Japan lender turns to green bonds to meet climate finance demand – Nikkei Asia

TOKYO — The Japan Bank for International Cooperation is looking to play a leading role in mobilizing private finance to support Asia’s energy supply decarbonization, even as its legacy of coal financing persists in Southeast Asia.

Ahead of the COP26 climate summit, the Japanese government lender released its first-ever policy on environmental, social and governance standards last week, aiming for a carbon neutral financial portfolio by 2050 as well as net-zero emissions in its operations by 2030.

The bank will also begin issuing green bonds to finance renewable energy, clean transportation and energy-efficient real estate projects overseas.
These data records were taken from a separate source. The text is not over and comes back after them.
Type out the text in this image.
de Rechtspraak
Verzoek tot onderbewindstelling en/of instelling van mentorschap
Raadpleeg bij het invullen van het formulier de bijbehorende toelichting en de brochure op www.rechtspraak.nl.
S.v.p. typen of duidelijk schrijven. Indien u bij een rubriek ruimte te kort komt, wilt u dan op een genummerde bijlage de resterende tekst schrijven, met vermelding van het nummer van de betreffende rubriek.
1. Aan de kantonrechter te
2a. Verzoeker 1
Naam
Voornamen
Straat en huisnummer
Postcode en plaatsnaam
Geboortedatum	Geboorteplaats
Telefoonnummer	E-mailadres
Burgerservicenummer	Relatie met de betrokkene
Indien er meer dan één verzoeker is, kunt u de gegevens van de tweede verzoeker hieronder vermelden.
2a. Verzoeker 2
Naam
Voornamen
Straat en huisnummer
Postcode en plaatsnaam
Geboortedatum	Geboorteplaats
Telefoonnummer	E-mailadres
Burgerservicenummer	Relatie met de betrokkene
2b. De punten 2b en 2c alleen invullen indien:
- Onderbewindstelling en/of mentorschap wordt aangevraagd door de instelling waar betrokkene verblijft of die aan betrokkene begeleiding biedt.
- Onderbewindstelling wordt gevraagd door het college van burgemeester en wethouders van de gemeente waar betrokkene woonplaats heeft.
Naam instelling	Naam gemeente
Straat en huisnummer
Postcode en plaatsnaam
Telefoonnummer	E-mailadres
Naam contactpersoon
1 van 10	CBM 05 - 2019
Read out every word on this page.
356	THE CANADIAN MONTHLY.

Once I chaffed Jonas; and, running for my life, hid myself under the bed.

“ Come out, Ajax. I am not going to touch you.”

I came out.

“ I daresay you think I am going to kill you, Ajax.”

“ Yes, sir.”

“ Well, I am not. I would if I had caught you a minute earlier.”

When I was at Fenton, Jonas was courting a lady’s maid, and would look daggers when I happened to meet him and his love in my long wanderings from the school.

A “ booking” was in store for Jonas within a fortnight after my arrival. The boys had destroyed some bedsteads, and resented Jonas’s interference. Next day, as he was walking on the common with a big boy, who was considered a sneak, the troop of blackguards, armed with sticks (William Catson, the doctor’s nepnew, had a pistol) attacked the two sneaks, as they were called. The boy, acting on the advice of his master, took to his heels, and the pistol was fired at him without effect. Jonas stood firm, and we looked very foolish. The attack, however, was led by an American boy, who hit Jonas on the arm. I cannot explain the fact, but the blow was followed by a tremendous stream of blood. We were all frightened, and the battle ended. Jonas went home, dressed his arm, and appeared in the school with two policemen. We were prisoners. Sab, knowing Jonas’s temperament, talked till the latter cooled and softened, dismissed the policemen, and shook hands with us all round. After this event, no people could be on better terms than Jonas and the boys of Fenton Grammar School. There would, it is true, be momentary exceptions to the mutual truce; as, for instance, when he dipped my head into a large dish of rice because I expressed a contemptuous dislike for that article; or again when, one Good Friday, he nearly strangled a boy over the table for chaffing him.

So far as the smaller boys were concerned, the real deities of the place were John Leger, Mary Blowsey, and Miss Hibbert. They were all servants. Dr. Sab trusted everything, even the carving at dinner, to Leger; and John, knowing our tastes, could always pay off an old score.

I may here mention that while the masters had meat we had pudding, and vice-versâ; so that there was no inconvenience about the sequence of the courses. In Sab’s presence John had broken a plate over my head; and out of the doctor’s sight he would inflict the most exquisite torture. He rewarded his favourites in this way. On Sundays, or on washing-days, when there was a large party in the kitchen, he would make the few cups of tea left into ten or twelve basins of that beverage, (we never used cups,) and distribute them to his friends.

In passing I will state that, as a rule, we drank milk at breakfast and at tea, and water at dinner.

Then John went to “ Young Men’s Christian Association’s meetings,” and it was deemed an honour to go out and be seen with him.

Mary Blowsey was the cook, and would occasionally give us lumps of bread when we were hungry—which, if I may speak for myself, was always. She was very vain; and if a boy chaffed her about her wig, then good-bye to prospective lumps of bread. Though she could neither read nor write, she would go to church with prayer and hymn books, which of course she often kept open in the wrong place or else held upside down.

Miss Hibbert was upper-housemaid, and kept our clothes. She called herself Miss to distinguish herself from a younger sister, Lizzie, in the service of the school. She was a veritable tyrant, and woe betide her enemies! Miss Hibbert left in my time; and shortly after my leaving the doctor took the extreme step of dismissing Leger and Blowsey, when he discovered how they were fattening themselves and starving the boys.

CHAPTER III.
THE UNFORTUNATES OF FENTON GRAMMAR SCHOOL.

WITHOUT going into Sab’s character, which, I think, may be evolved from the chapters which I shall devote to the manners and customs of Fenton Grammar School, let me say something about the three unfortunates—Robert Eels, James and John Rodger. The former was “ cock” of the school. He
“Because of the government’s new policy of carbon neutrality announced last year, I feel the behavior of Japanese companies has been transformed dramatically,” Hiroki Sekine, JBIC director-general for ESG, told Nikkei Asia in an interview.

“Now our customers in Asian countries are also looking in the same direction and also looking at carbon neutrality, affecting demand,” he added.

With the world set to undershoot an annual target of $100 billion in public climate finance and private finance trailing far behind, JBIC’s green bond framework could shift capital in developing Asia toward electric vehicle manufacturing, hydrogen supply chains and energy storage systems.

“JBIC’s commitment to achieve net zero emissions in its finance portfolio by 2050 is an important market signal to the region,” said Tom Arup, director at the Asia Investment Group on Climate Change.

The new policy aligns JBIC with Japan’s pledge, along with the Group of Seven countries, to end public finance for unabated coal projects overseas this year. While JBIC has not financed a coal-fired power plant since Vietnam’s Vung Ang 2 in December, Japanese public finance institutions have provided $10.9 billion for fossil fuels between 2018 and 2020. That was the second highest among the G-20 countries, according to a report by Oil Change International and Friends of the Earth.

“Although JBIC’s green bond framework excludes fossil fuels, JBIC will not be applauded if it continues financing new fossil fuel projects,” said Eri Watanabe, Japan finance campaigner at 350.org. On the same day as its ESG policy, JBIC announced financing of up to $850 million for an LNG project in Canada.

Gas will be part of JBIC’s “realistic plan” to support recipient countries with a more gradual transition from coal, said Sekine.

“Some countries need fossil fuels to get on the pathway to a low-carbon economy,” said Sekine. “Divestment is not a solution. We want to hear from host countries about what they want to do for these existing projects, and when they want to upgrade or introduce technology to reduce emissions, we would like to propose solutions or financial support.”

The bank plans to work with governments to improve the local conditions for low-carbon energy. Many recipient countries, particularly in Southeast Asia, have aging and disconnected grids with minimal power storage capacity.

“Japanese companies are very keen to invest in that, but the host countries should make an appropriate plan to attract private money by improving transmission lines,” Sekine said.

Due to their mandates, any climate ambition from public financial institutions such as JBIC and the U.S. Development Finance Corporation is limited to proposals by private companies. Sekine said the bank will not set a target number of projects or yen amount for green finance, instead allowing clients to submit plans to eventually align JBIC with a net zero portfolio by 2050.

“They’re ultimately trying to catalyze private sector investment and not leading investment,” said Courtney Weatherby, deputy director for Southeast Asia at the Stimson Center, a Washington think tank.

The impact of JBIC’s new policy will depend on what portion of JBIC commitments, totaling 1.68 trillion yen ($14.6 billion) in 2019, will be allocated to green finance relative to other instruments.

“If this green bond framework is just one of many options on the table, and the other options could support coal projects, then I think that significantly weakens the green bond framework here,” Weatherby added.

The word “unabated” in the G-7 pledge provided a carveout for Japanese exports of ultra-supercritical coal technology, which can be up to 45% more efficient than traditional alternatives. Japan also exports carbon capture, utilization and storage technology, and is looking to export dual fuel plants that burn coal with ammonia, which does not emit carbon dioxide.

“JBIC could provide more confidence that it will not unnecessarily prolong the life of coal power by detailing the conditions under which it would continue to finance new projects with CCUS technology or ammonia co-firing,” said Arup.